Absent a suitable dash location, an AM/FM/CD Marine Radio was installed beneath the front passenger seat in the "toolbox".   A Jensen Marine Radio was selected for three reasons: 1) it afforded a wired remote control which conveniently fit into a standard 2" (52mm) instrument panel hole;  2) it provided Weather Bands which prove invaluable when the vehicle is used in the wilderness; and 3) it provided a chassis and face plate that is largely unaffected by moisture, grit and dust (all of which seem to find their way into the toolbox).   In addition, the interior of the vehicle was fit with a 2160 Garmin GPS unit, XM Satellite Radio, and a ceiling mounted DVD player, a TV Tuner fit with forward cab lighting.

As the primary use of the vehicle is extended highway travel to and from hunting and fishing destinations, additional extended use instrumentation: oil pressure, engine jacket water temperature, and transfer box /overdrive oil temperature gauges were added on the dash, as well as a period appropriate Smiths electrical clock.  In addition, an array of switches were added and wired to operate fog lights, off-road lights, side spot lights, winch solenoids, the electric windscreen washer fluid pump and the auxiliary heat.  To accommodate the gauges and switches a pair of panels were fabricated from sheet aluminum and sprayed marine blue.

In an effort to address the greater electrical demands of lighting, winches and electronics, a split electrical system was incorporated.  The generator was removed in favor of a high output alternator.  A second battery was installed with a battery isolating solenoid.  The original battery located in the engine compartment was removed in favor of a deep cell marine battery.  The starter circuit was removed from the engine compartment battery.  The original battery was relocated under the driver's seat adjacent to the propane tank, and isolated so it exclusively serves the starter and alarm circuits.  All non-essential electrical circuits were re-directed to the deep cell battery.  In this configuration, the vehicle remains capable of starting if either battery becomes discharged.  A solar panel was installed in one of the roof windows to provide constant trickle charge to the starter battery. 
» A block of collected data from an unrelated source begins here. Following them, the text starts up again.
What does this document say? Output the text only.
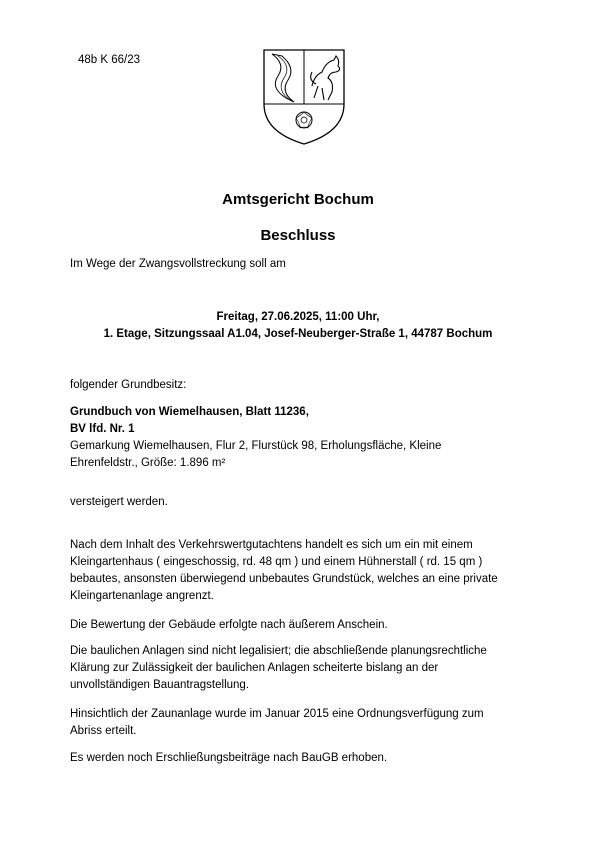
48b K 66/23

Amtsgericht Bochum

Beschluss

Im Wege der Zwangsvollstreckung soll am

Freitag, 27.06.2025, 11:00 Uhr,

1. Etage, Sitzungssaal A1.04, Josef-Neuberger-Straße 1, 44787 Bochum

folgender Grundbesitz:

Grundbuch von Wiemelhausen, Blatt 11236,

BV lfd. Nr. 1

Gemarkung Wiemelhausen, Flur 2, Flurstück 98, Erholungsfläche, Kleine

Ehrenfeldstr., Größe: 1.896 m²

versteigert werden.

Nach dem Inhalt des Verkehrswertgutachtens handelt es sich um ein mit einem

Kleingartenhaus ( eingeschossig, rd. 48 qm ) und einem Hühnerstall ( rd. 15 qm )

bebautes, ansonsten überwiegend unbebautes Grundstück, welches an eine private

Kleingartenanlage angrenzt.

Die Bewertung der Gebäude erfolgte nach äußerem Anschein.

Die baulichen Anlagen sind nicht legalisiert; die abschließende planungsrechtliche

Klärung zur Zulässigkeit der baulichen Anlagen scheiterte bislang an der

unvollständigen Bauantragstellung.

Hinsichtlich der Zaunanlage wurde im Januar 2015 eine Ordnungsverfügung zum

Abriss erteilt.

Es werden noch Erschließungsbeiträge nach BauGB erhoben.
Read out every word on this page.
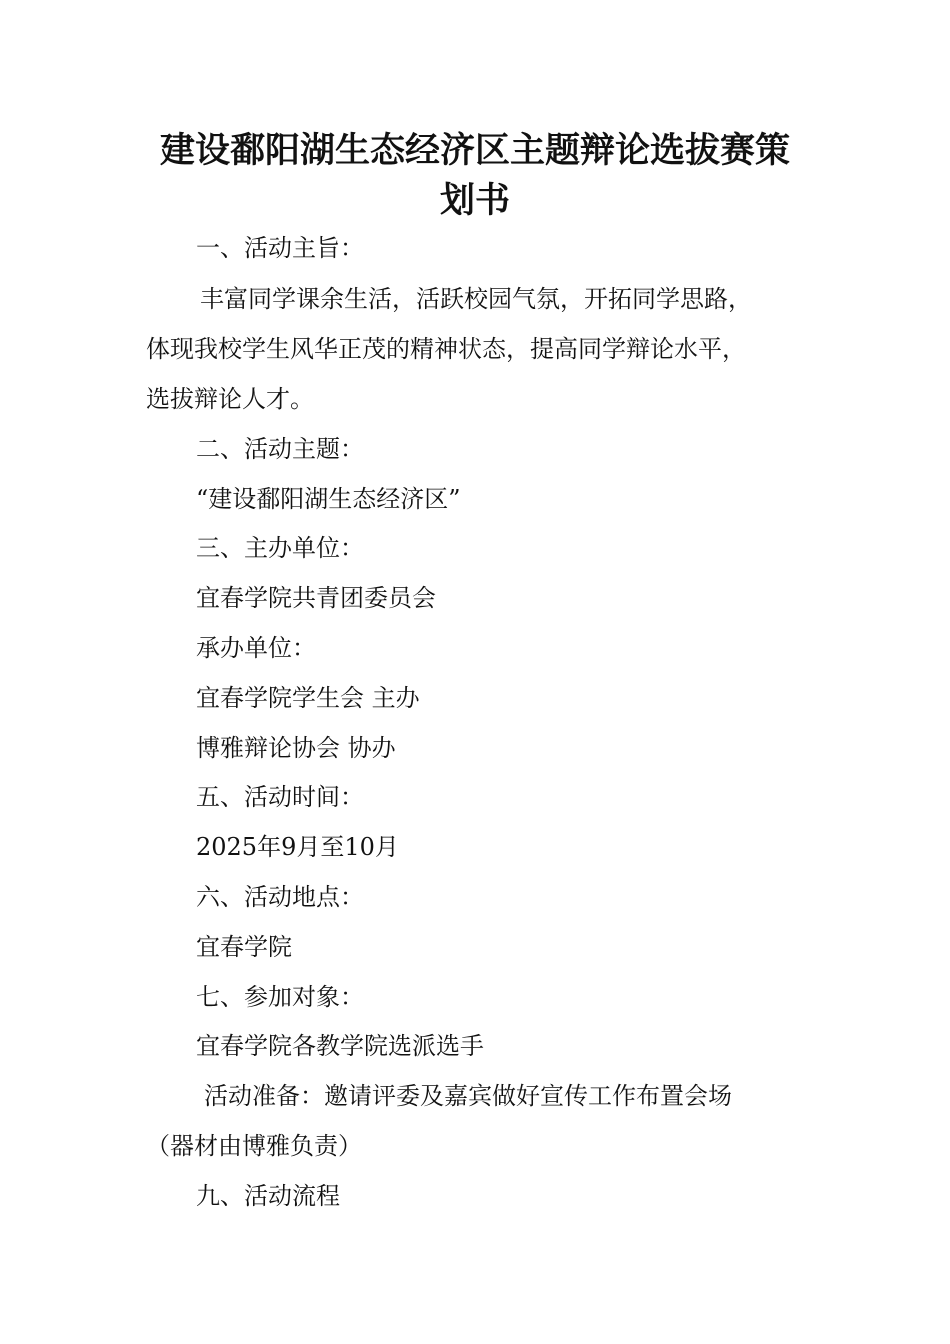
建设鄱阳湖生态经济区主题辩论选拔赛策
划书
一、活动主旨：
丰富同学课余生活，活跃校园气氛，开拓同学思路，
体现我校学生风华正茂的精神状态，提高同学辩论水平，
选拔辩论人才。
二、活动主题：
“建设鄱阳湖生态经济区”
三、主办单位：
宜春学院共青团委员会
承办单位：
宜春学院学生会 主办
博雅辩论协会 协办
五、活动时间：
2025年9月至10月
六、活动地点：
宜春学院
七、参加对象：
宜春学院各教学院选派选手
活动准备：邀请评委及嘉宾做好宣传工作布置会场
（器材由博雅负责）
九、活动流程
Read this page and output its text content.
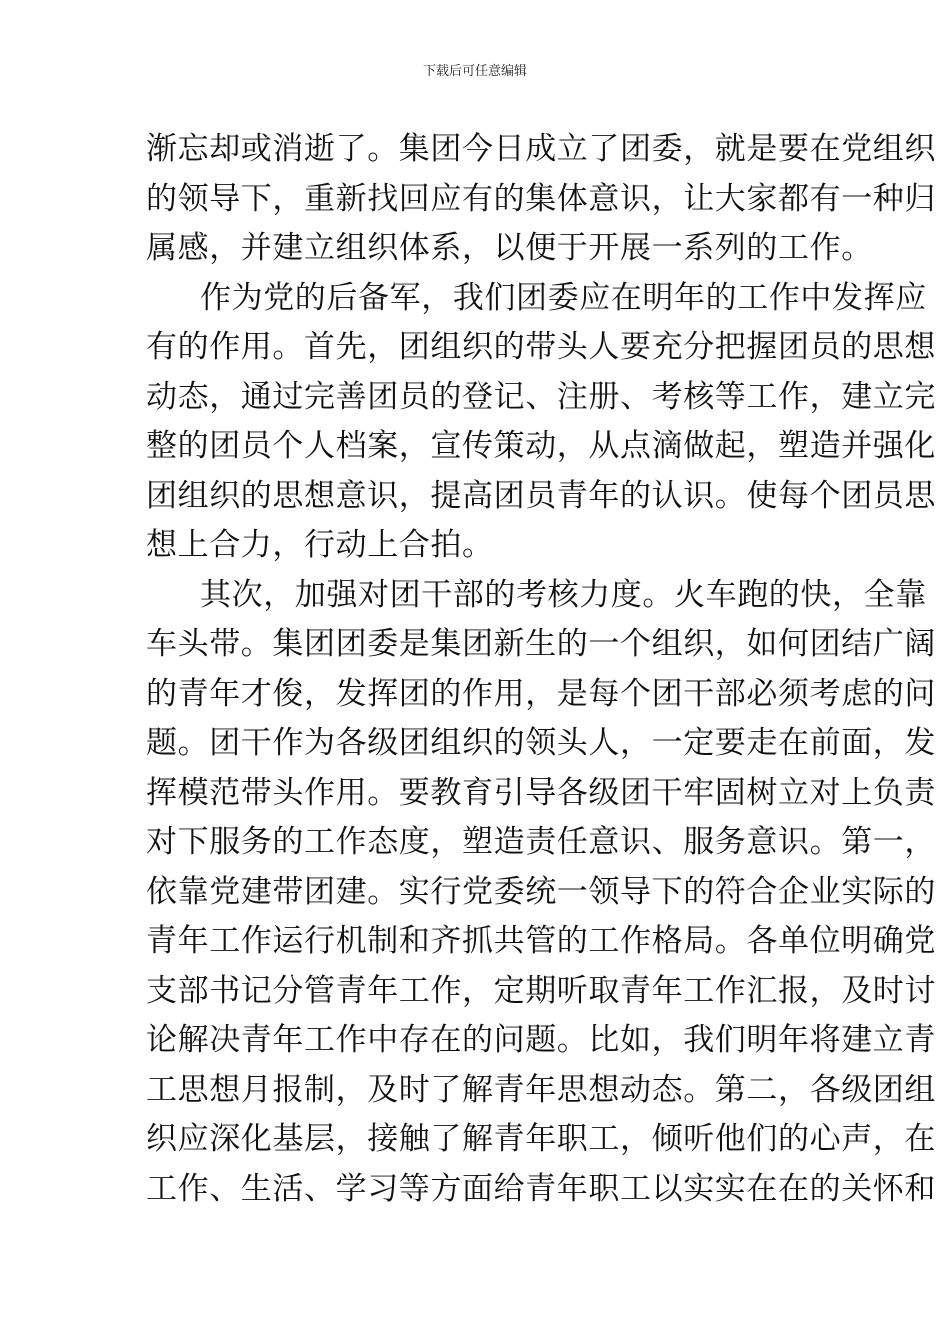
下载后可任意编辑
渐忘却或消逝了。集团今日成立了团委，就是要在党组织
的领导下，重新找回应有的集体意识，让大家都有一种归
属感，并建立组织体系，以便于开展一系列的工作。
作为党的后备军，我们团委应在明年的工作中发挥应
有的作用。首先，团组织的带头人要充分把握团员的思想
动态，通过完善团员的登记、注册、考核等工作，建立完
整的团员个人档案，宣传策动，从点滴做起，塑造并强化
团组织的思想意识，提高团员青年的认识。使每个团员思
想上合力，行动上合拍。
其次，加强对团干部的考核力度。火车跑的快，全靠
车头带。集团团委是集团新生的一个组织，如何团结广阔
的青年才俊，发挥团的作用，是每个团干部必须考虑的问
题。团干作为各级团组织的领头人，一定要走在前面，发
挥模范带头作用。要教育引导各级团干牢固树立对上负责
对下服务的工作态度，塑造责任意识、服务意识。第一，
依靠党建带团建。实行党委统一领导下的符合企业实际的
青年工作运行机制和齐抓共管的工作格局。各单位明确党
支部书记分管青年工作，定期听取青年工作汇报，及时讨
论解决青年工作中存在的问题。比如，我们明年将建立青
工思想月报制，及时了解青年思想动态。第二，各级团组
织应深化基层，接触了解青年职工，倾听他们的心声，在
工作、生活、学习等方面给青年职工以实实在在的关怀和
To insure reliable ignition, stock points, condenser and coil were discarded in favor of a Pertronix Electronic Ignition with a Pertronix Flame Thrower coil.  The Pertronix ignition fits neatly within the stock distributor. In addition to simplifying the ignition tuning and improving reliability, the electronic ignition conversion considerably reduced vehicle emissions and is said to increase horsepower (a marketing claim we have not been able to confirm).  

In the galley, a six gallon marine water tank and electric pump were fitted below the stove, and plumbed through a fold down faucet provided by Dormobile, UK.  The addition of running water in the sink is extremely convenient and allows storage of rods and/or firearms in the area designed for water storage adjacent to the wardrobe.

To supplement the stock Smith's heater, a 300 watt ceramic element 12 volt DC electric heating unit was installed above the rear seats and cab.  The unit also doubles as a cab circulation fan during warm weather.  As the vehicle is operated in below freezing mountain environments, a double redundant emergency propane powered unit was also installed in the rear wardrobe.

Finally,  all the glass stock was removed and replaced with tempered tinted glass.  The front wind screen was replaced in European style green glass which assists in cutting the early morning and late afternoon glare, and Series III sun visors were installed.  The Front side windows were fabricated in 35% grey tempered glass and the rear sides and rear door was fabricated in a Limousine blackout 15% tempered glass.  In addition to the added daytime privacy the glass provides for the occupants, the tinted glass significantly reduced the interior temperature of the vehicle in sunny weather and provides a high measure of security for items left in the rear cargo area by making the cargo area obscure to the outside.